The shift from big panels to compact, flash-like, lighting configurations (made possible by the SMD tech) is changing the market. I'm pretty certain we'll see a shift away from the multi-bulb panels except for permanent installations (TV studios, etc.) as the newer form factor, made possible by the concentration of light power, makes these units easier to transport and much more versatile as lighting instruments. Given how clean middle ISOs (400-1600) are in the newest cameras and you can see that the combination of technical advances leverages in both directions. 

There are plenty of instance in which I still depend on electronic flash. When I fly out of town on jobs I tend to take multiple smaller flashes and radio triggers because they travel well and can be massed if I need to mix with sunlight.
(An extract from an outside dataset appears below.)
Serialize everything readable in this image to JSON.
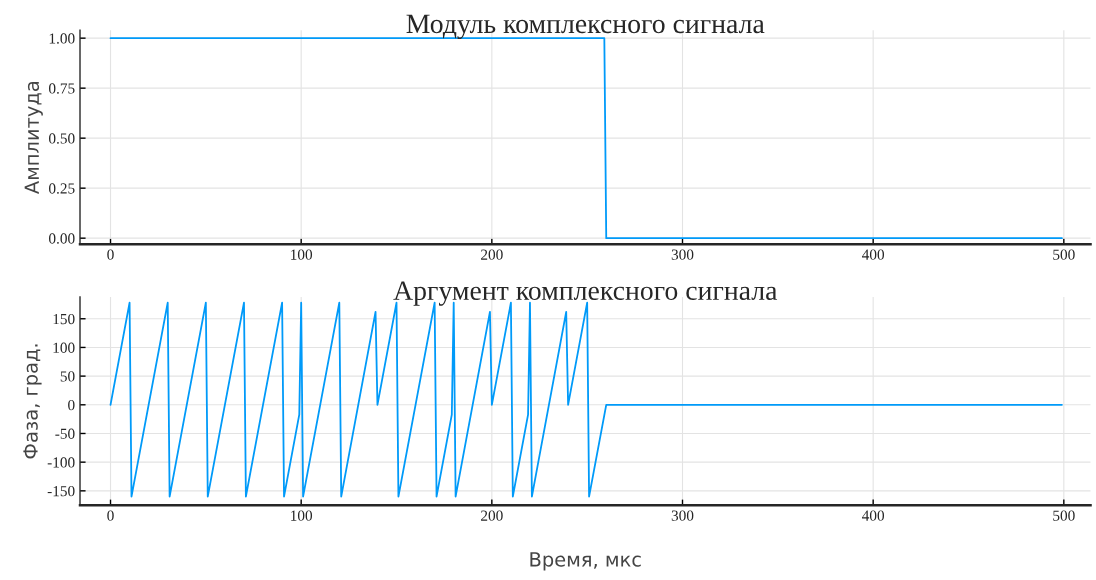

In some very critical instances the more balanced spectrum of flash can be discernible on projects where flesh tone rendering (skin) it critical. 

The one Achiiles heel (only for photographers) is that in order to match the power of sun light with continuous lighting you need sources that are very strong. If you put people in front of these lights you will invariably get squinting and blinking. This application; matching the power of sunlight, will be the provence of short duration flash for the foreseeable future. 

In the studio, shooting product, I can't imagine a nicer lighting tool than an open face SMD LED light that takes popular flash modifiers. For travel on small planes to remote locations I can't imagine a better set of tools than a rolling case filled with 120 watt second, battery powered flashes and a bunch of high capacity batteries. As usual, it's a case of choosing "the right tool for the job." 

If you are running out to buy some SMD LEDs you probably should be aware that the current "budget" lights, like the ones I've been using, are not as highly corrected, color wise, as the more expensive models. While it's hard to find real numbers you want to look for a CRI (color rendering index) of over 91 and preferably over 95. Don't expect to find this in any of the under $500 units. 

It's an issue if you must correctly match daylight but in most cases, working in controllable studio settings, custom white balancing your camera will give you files that are pretty close to perfect. I found great value in using continuous light sources like the SMD LEDs in a recent assignment we did shooting small, glass ampoules for a client. I was able to work at 1:1 with a macro lens and instantly choose an aperture/shutter speed ratio that worked for required depth of field with various sized objects. I was able to use the lights in close and not worry about heat or the optical aggravation of intermittent pops of bright light (flash). It's a calm and relaxing way to work. 

I'd love to say that a generalist could make a career with just LEDs as his or her lighting tools but we still need a good combination of tools. LEDs can be a much more efficient and easy to use source but flash still has mission critical features in lots of situations. It's good to have access to both. 


An example of a primitive and very inexpensive multi-bulb panel from yesteryear. 



The diffusion cone helps to emulate the character of a classic bulb.





Old, 500 bulb panels. Perfect for shooting food...


New SMD LED in softbox. Less stand clutter.